Culture et identité

"Une chasse aux nègres-marrons", de Théodore Pavie — 18 —

Nout mémwar

Témoignages.re / 6 juillet 2012

Voici le dix-huitième extrait d’un texte de Théodore Pavie, un écrivain, voyageur et botaniste angevin, venu à La Réunion entre 1840 et 1845. Ce texte, que nous a transmis notre ami Jean-Claude Legros, est intitulé : "Une chasse aux nègres-marrons" et il est paru la première fois dans "La Revue des Deux mondes" en avril 1845. "Témoignages" publie chaque vendredi dans cette chronique "Nout mémwar" un extrait de cette œuvre, qui retrace une partie de l’histoire de Quinola, l’un de nos ancêtres chefs marrons. Cela, à partir d’une visite "touristique" d’un docteur et ses amis dans les Hauts de l’île, avec Maurice, un "guide créole". Celui-ci leur raconte son aventure sur « le plateau des Palmistes, c’est-à-dire le camp des noirs marrons », où il organise une chasse contre Quinola et d’autres esclaves rebelles.

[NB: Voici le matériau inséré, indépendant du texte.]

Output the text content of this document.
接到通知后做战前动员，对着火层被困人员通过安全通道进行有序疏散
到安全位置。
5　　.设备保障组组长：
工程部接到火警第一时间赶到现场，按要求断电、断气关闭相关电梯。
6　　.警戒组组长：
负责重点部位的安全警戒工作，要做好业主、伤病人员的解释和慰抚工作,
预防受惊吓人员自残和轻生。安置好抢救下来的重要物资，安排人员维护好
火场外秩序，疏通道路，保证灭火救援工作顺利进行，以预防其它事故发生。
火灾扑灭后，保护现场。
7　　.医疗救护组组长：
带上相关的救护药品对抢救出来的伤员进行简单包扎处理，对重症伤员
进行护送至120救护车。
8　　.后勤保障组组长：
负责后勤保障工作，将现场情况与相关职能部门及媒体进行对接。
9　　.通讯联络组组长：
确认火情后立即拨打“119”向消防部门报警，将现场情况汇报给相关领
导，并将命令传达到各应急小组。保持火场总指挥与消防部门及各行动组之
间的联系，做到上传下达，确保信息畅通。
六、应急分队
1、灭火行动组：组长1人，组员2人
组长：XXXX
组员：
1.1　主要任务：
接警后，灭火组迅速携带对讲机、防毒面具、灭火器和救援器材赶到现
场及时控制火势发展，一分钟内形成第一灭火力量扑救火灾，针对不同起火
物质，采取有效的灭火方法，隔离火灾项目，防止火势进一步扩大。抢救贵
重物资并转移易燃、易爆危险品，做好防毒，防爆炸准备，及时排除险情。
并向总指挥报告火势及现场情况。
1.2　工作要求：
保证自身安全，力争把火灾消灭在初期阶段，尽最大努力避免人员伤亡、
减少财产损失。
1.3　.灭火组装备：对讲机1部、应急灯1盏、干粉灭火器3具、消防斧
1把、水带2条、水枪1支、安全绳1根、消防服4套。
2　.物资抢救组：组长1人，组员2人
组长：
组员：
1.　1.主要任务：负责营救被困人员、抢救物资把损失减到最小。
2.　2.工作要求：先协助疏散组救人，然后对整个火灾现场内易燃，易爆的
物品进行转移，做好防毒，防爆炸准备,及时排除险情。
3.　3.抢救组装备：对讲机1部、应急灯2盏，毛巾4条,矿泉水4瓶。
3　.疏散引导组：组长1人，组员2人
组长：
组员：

Nous faisions feu, quoique de bien loin, et, au bruit de la détonation doublé par les échos des roches escarpées, nous voyions frissonner et chanceler celui qui se trouvait suspendu sur l’abîme ; mais l’oiseau que l’on tire au vol, à une trop grande distance, secoue ses ailes par un saisissement de frayeur, puis il plane de nouveau et s’éloigne, sans même laisser tomber une plume.

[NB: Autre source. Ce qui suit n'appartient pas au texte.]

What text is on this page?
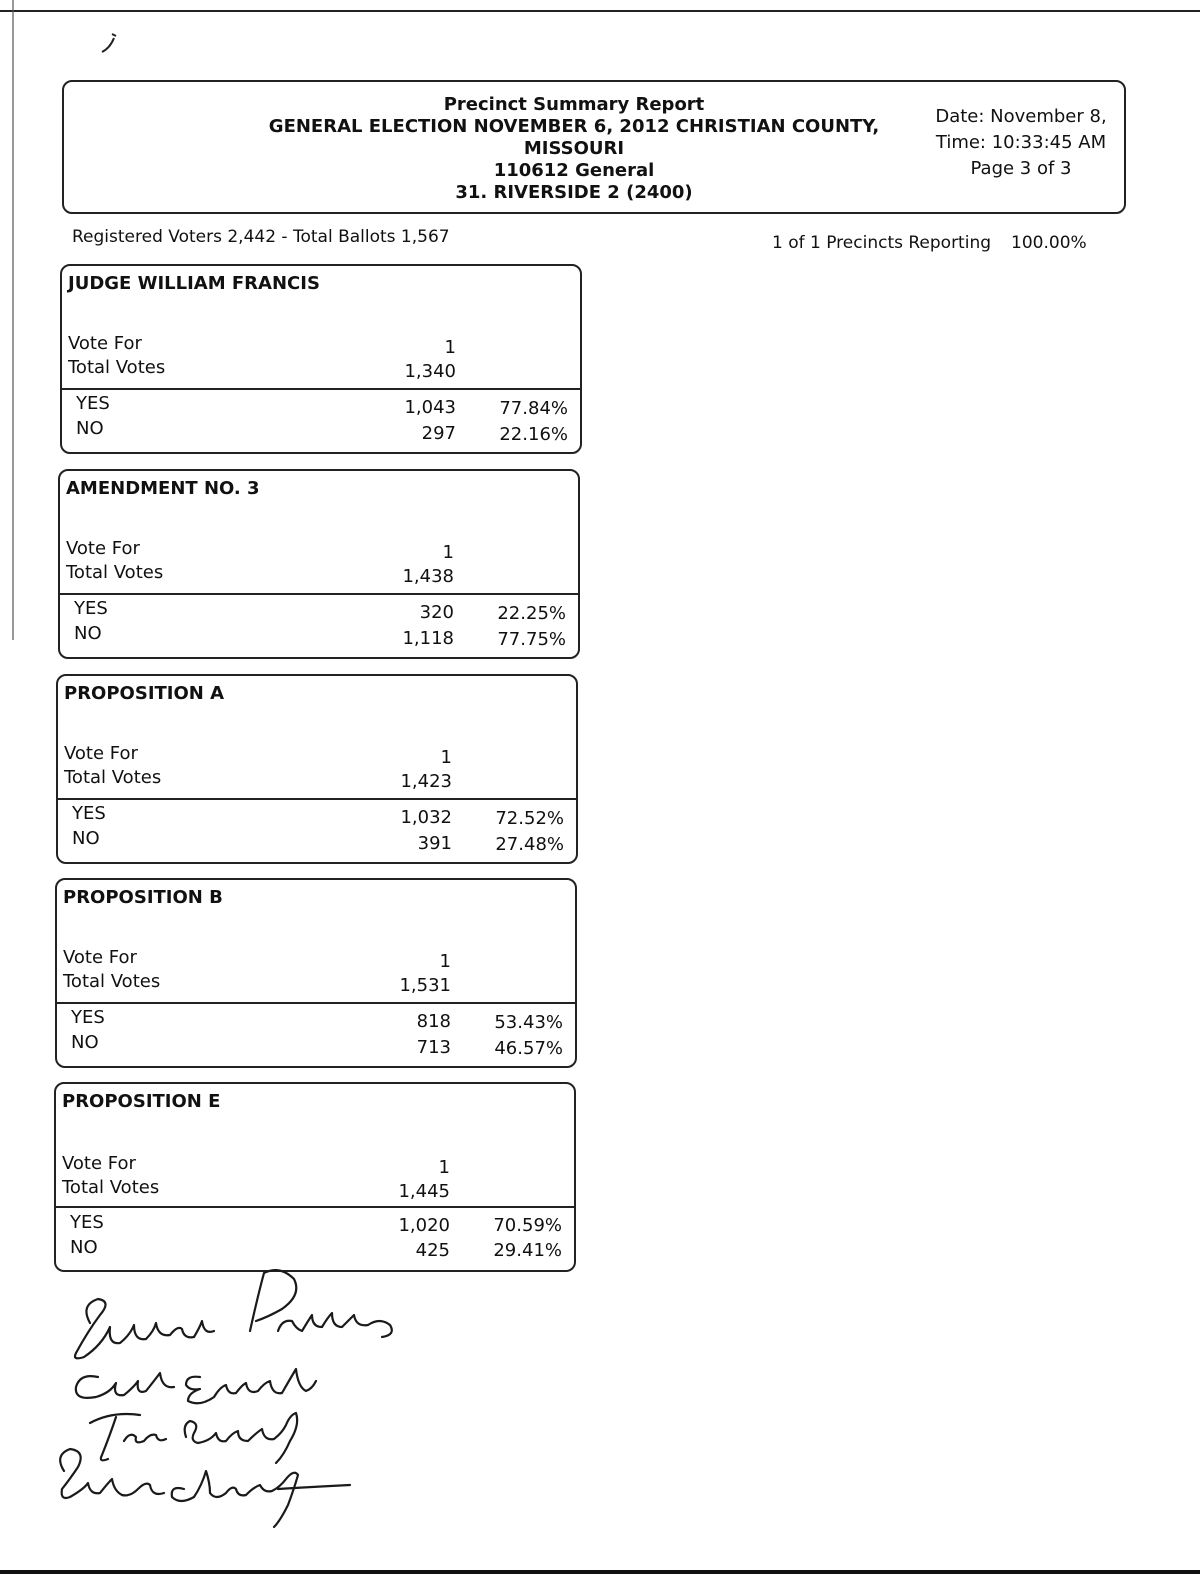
Precinct Summary Report
GENERAL ELECTION NOVEMBER 6, 2012 CHRISTIAN COUNTY,
MISSOURI
110612 General
31. RIVERSIDE 2 (2400)
Date: November 8,
Time: 10:33:45 AM
Page 3 of 3
Registered Voters 2,442 - Total Ballots 1,567	1 of 1 Precincts Reporting 100.00%
JUDGE WILLIAM FRANCIS
Vote For	1
Total Votes	1,340
YES	1,043 77.84%
NO	297 22.16%
AMENDMENT NO. 3
Vote For	1
Total Votes	1,438
YES	320 22.25%
NO	1,118 77.75%
PROPOSITION A
Vote For	1
Total Votes	1,423
YES	1,032 72.52%
NO	391 27.48%
PROPOSITION B
Vote For	1
Total Votes	1,531
YES	818 53.43%
NO	713 46.57%
PROPOSITION E
Vote For	1
Total Votes	1,445
YES	1,020 70.59%
NO	425 29.41%
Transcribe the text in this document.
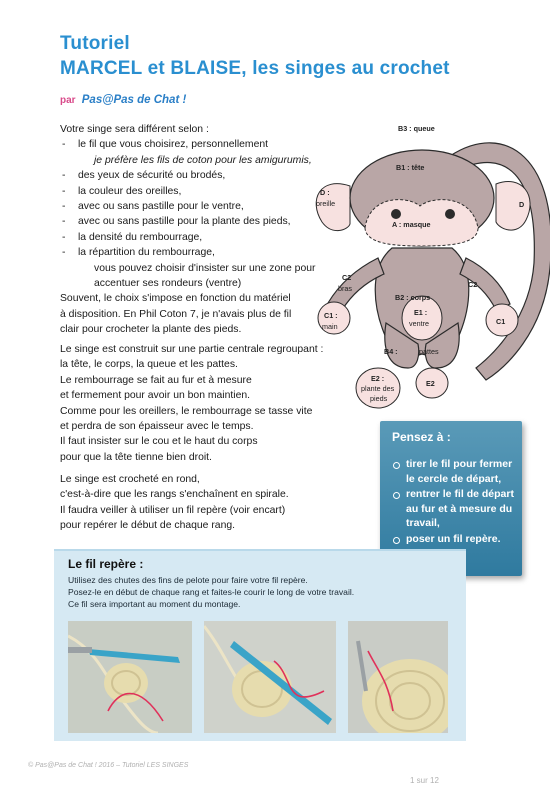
Tutoriel
MARCEL et BLAISE, les singes au crochet
par Pas@Pas de Chat !

Votre singe sera différent selon :

- le fil que vous choisirez, personnellement
je préfère les fils de coton pour les amigurumis,
- des yeux de sécurité ou brodés,
- la couleur des oreilles,
- avec ou sans pastille pour le ventre,
- avec ou sans pastille pour la plante des pieds,
- la densité du rembourrage,
- la répartition du rembourrage,
vous pouvez choisir d'insister sur une zone pour
accentuer ses rondeurs (ventre)

Souvent, le choix s'impose en fonction du matériel

à disposition. En Phil Coton 7, je n'avais plus de fil

clair pour crocheter la plante des pieds.

Le singe est construit sur une partie centrale regroupant :

la tête, le corps, la queue et les pattes.

Le rembourrage se fait au fur et à mesure

et fermement pour avoir un bon maintien.

Comme pour les oreillers, le rembourrage se tasse vite

et perdra de son épaisseur avec le temps.

Il faut insister sur le cou et le haut du corps

pour que la tête tienne bien droit.

Le singe est crocheté en rond,

c'est-à-dire que les rangs s'enchaînent en spirale.

Il faudra veiller à utiliser un fil repère (voir encart)

pour repérer le début de chaque rang.

B3 : queue
B1 : tête
D :
oreille	D
A : masque
C2
bras	C2
B2 : corps
C1 :
main
E1 :
ventre	C1
B4 :	pattes
E2 :
plante des
pieds
E2
Pensez à :
tirer le fil pour fermer le cercle de départ,
rentrer le fil de départ au fur et à mesure du travail,
poser un fil repère.
Le fil repère :
Utilisez des chutes des fins de pelote pour faire votre fil repère.
Posez-le en début de chaque rang et faites-le courir le long de votre travail.
Ce fil sera important au moment du montage.
© Pas@Pas de Chat ! 2016 – Tutoriel LES SINGES
1 sur 12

Pendant que les uns envoyaient d’en haut des balles perdues, les autres marchaient le plus vite possible à travers les branches, et le retard causé par le passage du pont nous avait rapprochés des fuyards. Chacun d’eux, ignorant s’il ne se trouvait pas derrière lui un camarade attardé, et talonné d’ailleurs par notre mousqueterie, se lançait dans les bois en poussant des cris sans regarder en arrière ; ce qui fit que le pont ne fut pas rompu. Au moment de le franchir nous-mêmes, nous réglâmes l’ordre de la marche ; celui qui passa le premier, ce fut un vieux créole, grand chasseur, qui connaissait mieux que personne les sentiers de la montagne. Il en voulait particulièrement à ce démon de Malais qu’il accusait d’avoir coupé ses girofliers par le pied, et nous ne lui contestâmes point le droit de se venger lui-même, s’il en trouvait l’occasion.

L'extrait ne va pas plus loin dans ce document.